The Hollywood Police Department did not respond to two emails from New Times seeking comment.

The incident at Party City happened around closing time — 8:30 p.m. — on February 13, 2019. Florestal and Alcius arrived just before the store officially closed, and the manager had already partially shut the door. A white or Hispanic customer came to pick up a balloon order and was admitted into the store, and the manager relented when Florestal and Alcius pleaded to be let inside, saying they'd be quick.

According to the cashier's deposition, the customer with the balloon order then called the Hollywood Police Department on his cell phone, apparently believing Florestal and Alcius were trying to rob the store. Overhearing the conversation, the store's manager told him it was not necessary to involve police — another Party City employee was already helping Florestal find the costume he was looking for, and there was no robbery underway.

The manager then made her own call to the police department to say it was not necessary to send officers to the store. But police arrived shortly after, saying they needed to investigate.

By the time the officers arrived, Florestal had paid for his costume and was preparing to leave. When the police began questioning Florestal and Alcius, they grew defensive, saying they'd done nothing wrong.

"You see I'm paying," Florestal says in a video he captured on his cell phone:
According to the cashier, one of the officers began patting down Florestal without warning and then accused him of resisting.

"I'm resisting what? What am I resisting?" Florestal can be heard saying.

After Florestal was dragged outside by three officers, the cashier handed Alcius the bag with Florestal's costume. As Alcius attempted to leave the store, he crossed paths with another officer. Surveillance video shows the two bumping shoulders, prompting the officer to hit Alcius in the head and grab his braids.

In Alcius' arrest report, police described that encounter as a battery by Alcius upon the officer.

"Bill Alcius did intentionally touch or strike Officer Raul Toledo and caused bodily harm to Officer Raul Toledo," the report says. "...Defendant Alcius while being escorted out of the store lowered his right shoulder and struck K9 Officer Toledo in the left side."
Nwahiri, the defense attorney representing Florestal, tells New Times he believes the officers pressured the Party City employees to write an account that would justify their use of force in arresting Florestal and Alcius.

"They have to justify their actions by getting these Party City employees to write a narrative that they forced their way into the store," Nwahiri says.

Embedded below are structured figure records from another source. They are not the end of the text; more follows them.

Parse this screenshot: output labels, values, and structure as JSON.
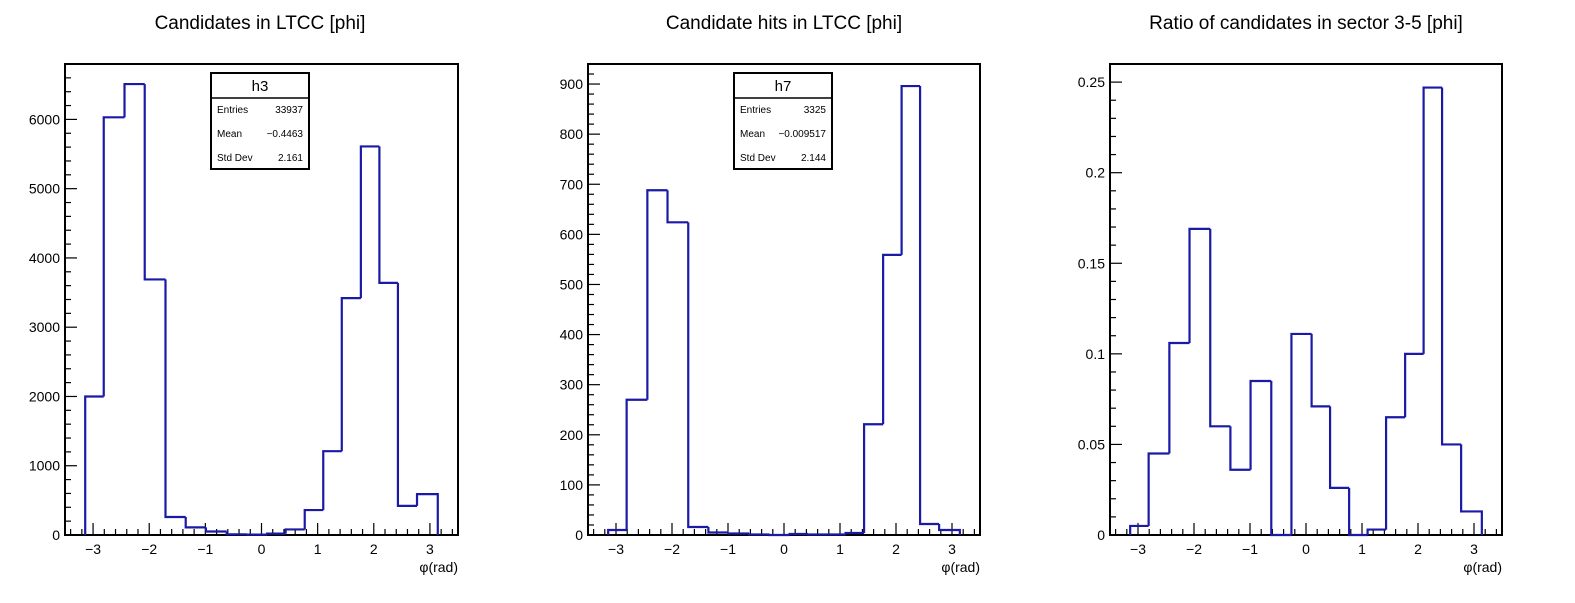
{
  "chart_data": [
    {
      "type": "bar",
      "title": "Candidates in LTCC [phi]",
      "xlabel": "φ(rad)",
      "ylabel": "",
      "xlim": [
        -3.5,
        3.5
      ],
      "ylim": [
        0,
        6800
      ],
      "xticks": [
        "−3",
        "−2",
        "−1",
        "0",
        "1",
        "2",
        "3"
      ],
      "xtick_values": [
        -3,
        -2,
        -1,
        0,
        1,
        2,
        3
      ],
      "yticks": [
        "0",
        "1000",
        "2000",
        "3000",
        "4000",
        "5000",
        "6000"
      ],
      "ytick_values": [
        0,
        1000,
        2000,
        3000,
        4000,
        5000,
        6000
      ],
      "bin_edges": [
        -3.14,
        -2.81,
        -2.44,
        -2.08,
        -1.71,
        -1.35,
        -0.99,
        -0.62,
        -0.26,
        0.1,
        0.43,
        0.77,
        1.1,
        1.43,
        1.77,
        2.1,
        2.43,
        2.77,
        3.14
      ],
      "values": [
        2000,
        6030,
        6510,
        3690,
        260,
        110,
        50,
        10,
        5,
        20,
        80,
        360,
        1210,
        3420,
        5610,
        3640,
        420,
        590
      ],
      "stats": {
        "name": "h3",
        "rows": [
          [
            "Entries",
            "33937"
          ],
          [
            "Mean",
            "−0.4463"
          ],
          [
            "Std Dev",
            "2.161"
          ]
        ]
      },
      "color": "#1a1aa6"
    },
    {
      "type": "bar",
      "title": "Candidate hits in LTCC [phi]",
      "xlabel": "φ(rad)",
      "ylabel": "",
      "xlim": [
        -3.5,
        3.5
      ],
      "ylim": [
        0,
        940
      ],
      "xticks": [
        "−3",
        "−2",
        "−1",
        "0",
        "1",
        "2",
        "3"
      ],
      "xtick_values": [
        -3,
        -2,
        -1,
        0,
        1,
        2,
        3
      ],
      "yticks": [
        "0",
        "100",
        "200",
        "300",
        "400",
        "500",
        "600",
        "700",
        "800",
        "900"
      ],
      "ytick_values": [
        0,
        100,
        200,
        300,
        400,
        500,
        600,
        700,
        800,
        900
      ],
      "bin_edges": [
        -3.14,
        -2.81,
        -2.44,
        -2.08,
        -1.71,
        -1.35,
        -0.99,
        -0.62,
        -0.26,
        0.1,
        0.43,
        0.77,
        1.1,
        1.43,
        1.77,
        2.1,
        2.43,
        2.77,
        3.14
      ],
      "values": [
        10,
        270,
        688,
        624,
        16,
        5,
        3,
        1,
        0,
        2,
        1,
        1,
        4,
        221,
        559,
        896,
        22,
        10
      ],
      "stats": {
        "name": "h7",
        "rows": [
          [
            "Entries",
            "3325"
          ],
          [
            "Mean",
            "−0.009517"
          ],
          [
            "Std Dev",
            "2.144"
          ]
        ]
      },
      "color": "#1a1aa6"
    },
    {
      "type": "bar",
      "title": "Ratio of candidates in sector 3-5 [phi]",
      "xlabel": "φ(rad)",
      "ylabel": "",
      "xlim": [
        -3.5,
        3.5
      ],
      "ylim": [
        0,
        0.26
      ],
      "xticks": [
        "−3",
        "−2",
        "−1",
        "0",
        "1",
        "2",
        "3"
      ],
      "xtick_values": [
        -3,
        -2,
        -1,
        0,
        1,
        2,
        3
      ],
      "yticks": [
        "0",
        "0.05",
        "0.1",
        "0.15",
        "0.2",
        "0.25"
      ],
      "ytick_values": [
        0,
        0.05,
        0.1,
        0.15,
        0.2,
        0.25
      ],
      "bin_edges": [
        -3.14,
        -2.81,
        -2.44,
        -2.08,
        -1.71,
        -1.35,
        -0.99,
        -0.62,
        -0.26,
        0.1,
        0.43,
        0.77,
        1.1,
        1.43,
        1.77,
        2.1,
        2.43,
        2.77,
        3.14
      ],
      "values": [
        0.005,
        0.045,
        0.106,
        0.169,
        0.06,
        0.036,
        0.085,
        0.0,
        0.111,
        0.071,
        0.026,
        0.0,
        0.003,
        0.065,
        0.1,
        0.247,
        0.05,
        0.013
      ],
      "stats": null,
      "color": "#1a1aa6"
    }
  ]
}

Alcius told New Times back in 2019 that he believed the case was an example of "shopping while Black," a phrase used to describe the way Black people are surveilled and regarded with suspicion while simply trying to shop like any other customer.

"I felt racially profiled," Alcius said.

Nwahiri believes the two men were racially profiled by the customer picking up balloons, which in turn led to the encounter that escalated with police.

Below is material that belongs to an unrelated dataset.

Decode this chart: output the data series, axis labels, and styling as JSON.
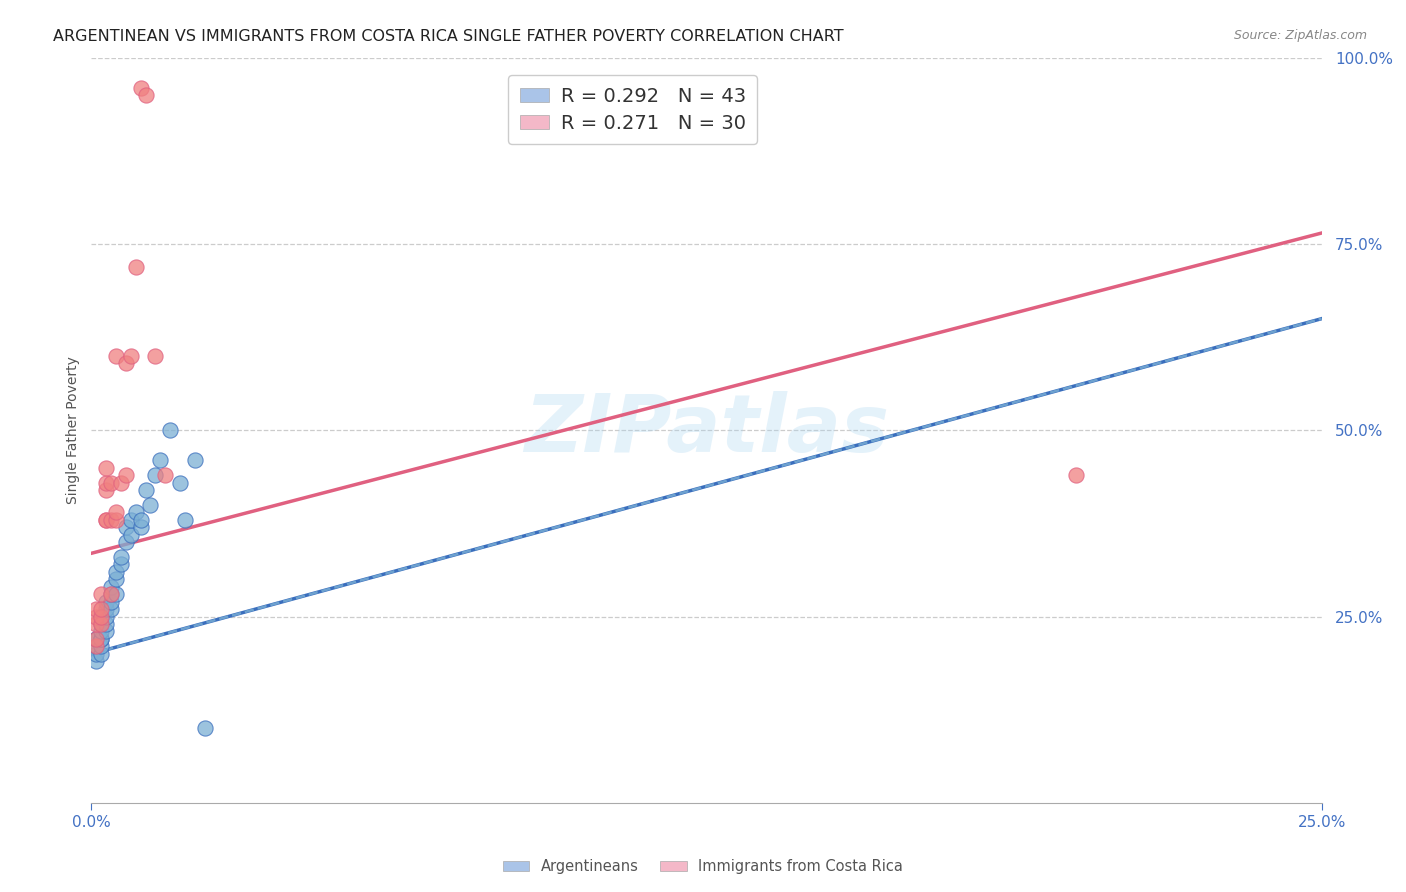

"It's definitely a situation of shopping while Black," he says. "It's a perfect, clear example."

While prosecutors have dismissed the charges in Florestal's case, Nwahiri is still working to clear Alcius' record. In November 2019, Alcius, who faced the more serious battery charge, pleaded no contest to the trespassing charge in a deal with prosecutors, who agreed to dismiss the charges of battery and resisting arrest. He was sentenced to a year of probation.

Nwahiri says he's in the process of reopening Alcius' case in order to have it dismissed altogether.

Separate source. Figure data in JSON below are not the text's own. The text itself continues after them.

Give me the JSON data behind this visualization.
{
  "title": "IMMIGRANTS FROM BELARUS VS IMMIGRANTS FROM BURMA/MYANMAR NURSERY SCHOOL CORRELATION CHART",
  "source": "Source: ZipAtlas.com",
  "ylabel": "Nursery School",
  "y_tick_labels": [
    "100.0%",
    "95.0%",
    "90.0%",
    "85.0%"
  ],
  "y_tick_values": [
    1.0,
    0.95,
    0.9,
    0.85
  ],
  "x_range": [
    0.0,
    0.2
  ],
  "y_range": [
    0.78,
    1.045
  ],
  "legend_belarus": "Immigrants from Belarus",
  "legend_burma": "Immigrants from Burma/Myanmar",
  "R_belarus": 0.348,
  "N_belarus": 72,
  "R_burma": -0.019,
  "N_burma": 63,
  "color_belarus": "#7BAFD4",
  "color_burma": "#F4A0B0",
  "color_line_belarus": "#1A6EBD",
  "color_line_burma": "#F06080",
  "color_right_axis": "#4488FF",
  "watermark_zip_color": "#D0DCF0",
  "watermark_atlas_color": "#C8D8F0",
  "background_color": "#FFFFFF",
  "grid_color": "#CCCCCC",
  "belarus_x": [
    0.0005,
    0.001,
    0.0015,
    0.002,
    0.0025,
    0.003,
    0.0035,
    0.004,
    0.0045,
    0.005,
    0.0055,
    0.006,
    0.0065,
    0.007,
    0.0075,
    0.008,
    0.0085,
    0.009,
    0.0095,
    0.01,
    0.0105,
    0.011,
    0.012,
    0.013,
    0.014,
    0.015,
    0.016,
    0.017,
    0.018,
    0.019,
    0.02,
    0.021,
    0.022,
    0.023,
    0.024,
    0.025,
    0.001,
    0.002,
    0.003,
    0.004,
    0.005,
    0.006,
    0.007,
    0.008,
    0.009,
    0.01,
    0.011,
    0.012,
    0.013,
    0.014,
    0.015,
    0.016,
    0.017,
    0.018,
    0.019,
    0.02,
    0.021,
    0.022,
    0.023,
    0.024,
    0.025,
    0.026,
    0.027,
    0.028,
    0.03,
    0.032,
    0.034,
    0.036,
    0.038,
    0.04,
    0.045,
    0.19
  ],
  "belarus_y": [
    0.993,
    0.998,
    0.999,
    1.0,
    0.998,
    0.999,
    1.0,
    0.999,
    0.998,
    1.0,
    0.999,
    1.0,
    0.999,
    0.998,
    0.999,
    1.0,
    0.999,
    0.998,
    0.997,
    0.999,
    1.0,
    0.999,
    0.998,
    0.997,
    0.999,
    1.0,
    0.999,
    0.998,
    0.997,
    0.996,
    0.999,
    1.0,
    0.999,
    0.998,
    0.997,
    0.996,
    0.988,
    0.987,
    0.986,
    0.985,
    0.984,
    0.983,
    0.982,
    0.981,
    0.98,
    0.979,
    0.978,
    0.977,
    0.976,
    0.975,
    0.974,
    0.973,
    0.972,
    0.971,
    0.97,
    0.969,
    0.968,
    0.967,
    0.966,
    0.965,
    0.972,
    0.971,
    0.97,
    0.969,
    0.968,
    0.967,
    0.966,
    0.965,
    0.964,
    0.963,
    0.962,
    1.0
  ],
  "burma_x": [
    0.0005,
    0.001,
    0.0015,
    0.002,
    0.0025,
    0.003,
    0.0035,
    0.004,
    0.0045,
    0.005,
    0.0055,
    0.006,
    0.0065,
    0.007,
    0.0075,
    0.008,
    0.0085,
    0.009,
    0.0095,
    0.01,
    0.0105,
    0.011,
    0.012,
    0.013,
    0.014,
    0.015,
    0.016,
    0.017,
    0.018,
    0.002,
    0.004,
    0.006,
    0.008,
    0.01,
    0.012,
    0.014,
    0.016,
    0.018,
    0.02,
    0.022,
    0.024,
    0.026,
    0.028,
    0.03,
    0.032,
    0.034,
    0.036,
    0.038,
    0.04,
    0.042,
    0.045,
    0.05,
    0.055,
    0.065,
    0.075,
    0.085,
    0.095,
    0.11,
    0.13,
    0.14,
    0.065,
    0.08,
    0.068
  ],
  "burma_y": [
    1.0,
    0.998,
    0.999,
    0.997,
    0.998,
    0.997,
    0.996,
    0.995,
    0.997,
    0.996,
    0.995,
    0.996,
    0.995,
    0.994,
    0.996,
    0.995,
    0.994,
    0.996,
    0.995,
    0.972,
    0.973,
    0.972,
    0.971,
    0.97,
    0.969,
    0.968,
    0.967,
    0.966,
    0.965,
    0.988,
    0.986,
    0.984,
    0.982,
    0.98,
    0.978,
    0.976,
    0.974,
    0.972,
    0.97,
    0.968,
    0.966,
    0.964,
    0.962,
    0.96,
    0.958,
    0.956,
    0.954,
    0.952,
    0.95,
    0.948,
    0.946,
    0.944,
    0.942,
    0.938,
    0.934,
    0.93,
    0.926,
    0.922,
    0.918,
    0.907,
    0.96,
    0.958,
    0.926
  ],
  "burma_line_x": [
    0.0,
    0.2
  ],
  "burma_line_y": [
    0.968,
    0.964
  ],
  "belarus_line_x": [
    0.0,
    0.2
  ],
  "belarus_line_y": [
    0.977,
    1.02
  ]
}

Although the case is no longer weighing on Florestal, Nwahiri says the charges loomed large for his client over the past two years.

"To be facing jail time for something that you know you didn't do and then [have] all the evidence to be drafted to say that you actually did something — that's taken a toll on my client," Nwahiri says.

In this case, the attorney says, he's thankful there were videos that depicted the incident and a witness with the courage to eventually tell the truth.

"[Florestal] came to me and he said he didn't do it, and I had to do everything I can to make sure we can prove that," Nwahiri says. "I'm lucky we were successful in that."